Limitations & Future Work¶
- Dependence on predefined secrets: PII performance is bottlenecked by the accuracy and recall of the detectors.
- Performance in weak privacy scenarios: Clustering might abstract away detail, leading to slightly worse performance than PE when privacy constraints are negligible.
- Fixed epoch comparisons: To align with \(\mu\)-GDP baselines, experiments used fixed epochs; if compared under the same wall-clock time, SecPE's advantage would likely be even larger.
- (p,r) safety semantics: Single-point protection is weaker than full-curve DP; its robustness against adaptive attacks depends heavily on the accuracy of the prior \(\pi_j\).
Related Work & Insights¶
- vs Aug-PE / Private Evolution: SecPE replaces PE's uniform noise and point-by-point voting with \((p,r)\)-secret protection and representative centers, effectively redesigning PE for "secret-aware" selection.
- vs DP-Generator: SecPE avoids the high compute and data requirements of DP-SGD training by utilizing strong off-the-shelf models through APIs.

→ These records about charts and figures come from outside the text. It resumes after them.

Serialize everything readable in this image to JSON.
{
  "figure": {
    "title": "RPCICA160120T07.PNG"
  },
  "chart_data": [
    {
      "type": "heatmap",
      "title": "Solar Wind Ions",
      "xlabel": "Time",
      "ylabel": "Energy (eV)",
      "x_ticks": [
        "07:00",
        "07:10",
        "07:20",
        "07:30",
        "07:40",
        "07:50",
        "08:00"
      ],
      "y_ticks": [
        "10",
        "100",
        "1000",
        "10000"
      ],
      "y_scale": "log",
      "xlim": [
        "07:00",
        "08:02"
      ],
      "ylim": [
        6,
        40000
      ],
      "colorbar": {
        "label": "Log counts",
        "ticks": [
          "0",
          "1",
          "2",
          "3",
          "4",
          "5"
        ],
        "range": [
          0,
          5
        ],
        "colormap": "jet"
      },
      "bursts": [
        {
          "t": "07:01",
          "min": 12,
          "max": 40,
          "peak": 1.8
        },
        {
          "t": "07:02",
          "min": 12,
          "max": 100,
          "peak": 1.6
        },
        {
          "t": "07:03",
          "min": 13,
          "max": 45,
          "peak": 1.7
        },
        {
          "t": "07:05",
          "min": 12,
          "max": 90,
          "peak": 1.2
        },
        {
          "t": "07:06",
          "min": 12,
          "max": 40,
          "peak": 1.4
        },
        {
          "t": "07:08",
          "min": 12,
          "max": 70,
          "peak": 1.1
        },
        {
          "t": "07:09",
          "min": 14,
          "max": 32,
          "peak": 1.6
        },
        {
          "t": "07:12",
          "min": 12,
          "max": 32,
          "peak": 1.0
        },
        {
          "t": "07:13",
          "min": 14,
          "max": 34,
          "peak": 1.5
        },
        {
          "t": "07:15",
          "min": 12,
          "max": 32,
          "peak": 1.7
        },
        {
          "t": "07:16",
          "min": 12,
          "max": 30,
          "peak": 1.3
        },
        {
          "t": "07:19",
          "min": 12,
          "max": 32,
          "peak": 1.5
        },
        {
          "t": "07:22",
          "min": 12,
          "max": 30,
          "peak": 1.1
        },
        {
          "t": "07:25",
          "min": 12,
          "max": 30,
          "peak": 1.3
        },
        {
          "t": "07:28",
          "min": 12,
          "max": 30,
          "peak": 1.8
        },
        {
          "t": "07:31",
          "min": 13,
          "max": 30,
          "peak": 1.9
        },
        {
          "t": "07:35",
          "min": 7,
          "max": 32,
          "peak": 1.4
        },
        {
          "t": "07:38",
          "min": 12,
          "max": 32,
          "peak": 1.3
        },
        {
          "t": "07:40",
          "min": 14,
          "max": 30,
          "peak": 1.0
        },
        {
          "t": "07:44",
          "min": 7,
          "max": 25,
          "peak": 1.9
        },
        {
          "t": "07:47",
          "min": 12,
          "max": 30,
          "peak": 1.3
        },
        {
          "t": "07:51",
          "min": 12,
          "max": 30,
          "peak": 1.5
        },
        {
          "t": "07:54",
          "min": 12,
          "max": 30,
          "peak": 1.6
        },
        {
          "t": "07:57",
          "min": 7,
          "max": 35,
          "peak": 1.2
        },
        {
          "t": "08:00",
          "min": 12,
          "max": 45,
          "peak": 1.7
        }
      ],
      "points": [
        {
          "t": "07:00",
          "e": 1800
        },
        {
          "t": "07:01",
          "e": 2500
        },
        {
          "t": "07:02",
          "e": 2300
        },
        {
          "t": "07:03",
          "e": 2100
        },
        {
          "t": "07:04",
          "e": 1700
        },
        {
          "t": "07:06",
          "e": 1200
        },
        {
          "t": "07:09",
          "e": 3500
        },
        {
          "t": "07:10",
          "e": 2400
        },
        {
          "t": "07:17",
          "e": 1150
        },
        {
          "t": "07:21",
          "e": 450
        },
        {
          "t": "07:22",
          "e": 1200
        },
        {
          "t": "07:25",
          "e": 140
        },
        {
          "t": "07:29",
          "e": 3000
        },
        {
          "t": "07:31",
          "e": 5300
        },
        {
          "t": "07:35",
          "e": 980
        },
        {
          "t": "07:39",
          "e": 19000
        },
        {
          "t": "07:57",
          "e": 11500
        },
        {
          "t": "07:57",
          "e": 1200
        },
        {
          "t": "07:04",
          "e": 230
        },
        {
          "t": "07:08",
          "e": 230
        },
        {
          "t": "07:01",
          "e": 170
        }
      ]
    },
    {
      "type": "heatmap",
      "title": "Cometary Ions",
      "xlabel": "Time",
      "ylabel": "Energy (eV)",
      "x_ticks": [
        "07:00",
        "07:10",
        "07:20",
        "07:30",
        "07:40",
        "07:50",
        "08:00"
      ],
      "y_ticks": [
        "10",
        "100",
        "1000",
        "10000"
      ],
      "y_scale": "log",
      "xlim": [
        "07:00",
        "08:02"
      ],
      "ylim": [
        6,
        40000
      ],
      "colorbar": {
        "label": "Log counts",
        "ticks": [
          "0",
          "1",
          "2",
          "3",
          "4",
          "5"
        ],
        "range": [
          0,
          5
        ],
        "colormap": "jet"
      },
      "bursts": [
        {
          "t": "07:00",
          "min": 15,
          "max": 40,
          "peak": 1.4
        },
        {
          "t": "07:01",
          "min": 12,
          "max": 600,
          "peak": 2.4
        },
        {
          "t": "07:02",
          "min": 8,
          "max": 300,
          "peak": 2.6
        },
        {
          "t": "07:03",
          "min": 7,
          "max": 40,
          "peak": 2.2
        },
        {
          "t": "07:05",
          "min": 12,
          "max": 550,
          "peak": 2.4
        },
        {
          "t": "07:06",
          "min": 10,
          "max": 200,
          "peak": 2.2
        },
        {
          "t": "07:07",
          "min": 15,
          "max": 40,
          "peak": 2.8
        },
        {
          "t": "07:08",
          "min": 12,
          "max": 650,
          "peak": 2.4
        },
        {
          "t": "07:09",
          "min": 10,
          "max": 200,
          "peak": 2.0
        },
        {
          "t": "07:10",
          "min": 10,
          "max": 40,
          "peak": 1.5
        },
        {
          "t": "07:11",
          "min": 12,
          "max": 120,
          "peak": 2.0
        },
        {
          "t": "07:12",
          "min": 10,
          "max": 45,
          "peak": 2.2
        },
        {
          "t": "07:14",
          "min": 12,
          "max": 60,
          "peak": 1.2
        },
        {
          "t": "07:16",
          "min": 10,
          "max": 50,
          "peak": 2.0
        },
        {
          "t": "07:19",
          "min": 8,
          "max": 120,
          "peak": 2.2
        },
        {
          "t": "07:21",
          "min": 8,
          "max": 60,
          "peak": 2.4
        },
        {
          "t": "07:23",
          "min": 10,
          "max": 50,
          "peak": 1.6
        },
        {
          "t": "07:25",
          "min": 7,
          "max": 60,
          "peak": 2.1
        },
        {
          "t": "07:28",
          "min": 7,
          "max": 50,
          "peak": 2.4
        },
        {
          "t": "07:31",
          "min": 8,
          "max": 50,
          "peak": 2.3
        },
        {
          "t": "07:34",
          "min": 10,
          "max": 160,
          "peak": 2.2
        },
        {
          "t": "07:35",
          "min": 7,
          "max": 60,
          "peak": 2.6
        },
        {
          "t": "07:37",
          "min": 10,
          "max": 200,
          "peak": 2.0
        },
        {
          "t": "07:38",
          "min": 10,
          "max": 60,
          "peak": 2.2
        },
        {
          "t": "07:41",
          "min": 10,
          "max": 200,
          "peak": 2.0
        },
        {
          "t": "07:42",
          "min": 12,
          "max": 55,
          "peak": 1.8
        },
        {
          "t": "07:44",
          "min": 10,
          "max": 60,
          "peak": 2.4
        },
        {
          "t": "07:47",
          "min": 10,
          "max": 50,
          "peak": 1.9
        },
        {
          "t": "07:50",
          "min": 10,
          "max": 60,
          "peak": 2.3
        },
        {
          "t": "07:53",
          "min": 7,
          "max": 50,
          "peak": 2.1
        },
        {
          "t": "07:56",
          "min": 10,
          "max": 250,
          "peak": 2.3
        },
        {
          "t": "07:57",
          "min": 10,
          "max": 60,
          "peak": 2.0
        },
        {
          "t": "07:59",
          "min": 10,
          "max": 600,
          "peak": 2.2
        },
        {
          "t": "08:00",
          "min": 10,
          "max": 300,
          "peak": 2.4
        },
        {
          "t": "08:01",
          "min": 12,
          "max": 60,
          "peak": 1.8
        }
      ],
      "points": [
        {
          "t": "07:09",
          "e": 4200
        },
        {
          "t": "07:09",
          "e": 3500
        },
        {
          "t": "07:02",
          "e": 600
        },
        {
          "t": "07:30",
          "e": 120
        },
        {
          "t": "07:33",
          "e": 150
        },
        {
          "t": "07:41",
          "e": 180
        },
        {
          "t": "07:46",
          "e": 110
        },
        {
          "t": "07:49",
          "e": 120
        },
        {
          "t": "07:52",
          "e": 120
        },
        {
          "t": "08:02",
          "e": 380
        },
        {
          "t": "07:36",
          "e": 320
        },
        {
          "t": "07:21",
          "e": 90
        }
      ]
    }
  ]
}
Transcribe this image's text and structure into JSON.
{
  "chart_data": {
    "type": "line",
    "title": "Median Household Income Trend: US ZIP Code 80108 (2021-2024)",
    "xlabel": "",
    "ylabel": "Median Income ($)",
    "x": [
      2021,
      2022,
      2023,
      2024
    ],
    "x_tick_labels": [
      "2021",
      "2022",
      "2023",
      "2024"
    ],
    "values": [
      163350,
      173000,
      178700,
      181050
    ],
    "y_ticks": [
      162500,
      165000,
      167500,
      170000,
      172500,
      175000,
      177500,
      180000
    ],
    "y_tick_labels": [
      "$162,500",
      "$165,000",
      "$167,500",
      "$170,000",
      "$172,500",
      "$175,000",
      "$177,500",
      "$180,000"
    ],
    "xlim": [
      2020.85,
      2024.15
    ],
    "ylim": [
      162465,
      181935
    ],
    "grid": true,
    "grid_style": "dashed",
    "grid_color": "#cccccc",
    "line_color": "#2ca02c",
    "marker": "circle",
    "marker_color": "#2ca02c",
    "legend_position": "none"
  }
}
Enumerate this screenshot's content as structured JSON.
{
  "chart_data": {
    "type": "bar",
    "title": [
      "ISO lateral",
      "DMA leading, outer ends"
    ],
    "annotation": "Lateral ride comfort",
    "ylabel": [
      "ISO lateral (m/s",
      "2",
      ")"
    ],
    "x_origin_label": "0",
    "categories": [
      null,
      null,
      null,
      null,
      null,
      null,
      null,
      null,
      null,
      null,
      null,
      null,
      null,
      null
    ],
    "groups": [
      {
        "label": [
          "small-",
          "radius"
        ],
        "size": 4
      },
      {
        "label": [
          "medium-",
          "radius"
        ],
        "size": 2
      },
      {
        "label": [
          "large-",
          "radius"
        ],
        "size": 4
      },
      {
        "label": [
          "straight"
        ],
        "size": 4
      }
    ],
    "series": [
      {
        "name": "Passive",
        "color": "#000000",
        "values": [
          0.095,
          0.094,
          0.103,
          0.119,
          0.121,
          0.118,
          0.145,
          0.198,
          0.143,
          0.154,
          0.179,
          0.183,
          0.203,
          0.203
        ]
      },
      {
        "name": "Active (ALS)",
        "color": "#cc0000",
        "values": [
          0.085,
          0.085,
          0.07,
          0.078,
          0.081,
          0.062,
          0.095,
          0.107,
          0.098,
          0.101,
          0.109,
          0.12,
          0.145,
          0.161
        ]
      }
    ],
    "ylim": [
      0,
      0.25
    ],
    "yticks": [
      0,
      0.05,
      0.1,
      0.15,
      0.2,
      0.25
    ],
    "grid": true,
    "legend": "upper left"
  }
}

- vs Classical DP / Gaussian DP: This work leverages the trade-off curve perspective to relax "the whole curve must be above baseline" to "a single point must be above baseline," using blow-up functions to map abstract guarantees to quantifiable reconstruction success rates.
Rating¶
- Novelty: ⭐⭐⭐⭐⭐ Highly original in applying secret protection to PE and mathematically deriving the (p,r) relaxation of GDP.
- Experimental Thoroughness: ⭐⭐⭐⭐ Excellent cross-dataset and multi-LLM analysis, though PII improvements were modest.
- Writing Quality: ⭐⭐⭐⭐ Clear structure; effectively uses figures (1 and 4) to support theory, though notation is dense.
- Value: ⭐⭐⭐⭐⭐ Extremely practical for real-world scenarios where sensitive content is sparse, improving both utility and efficiency.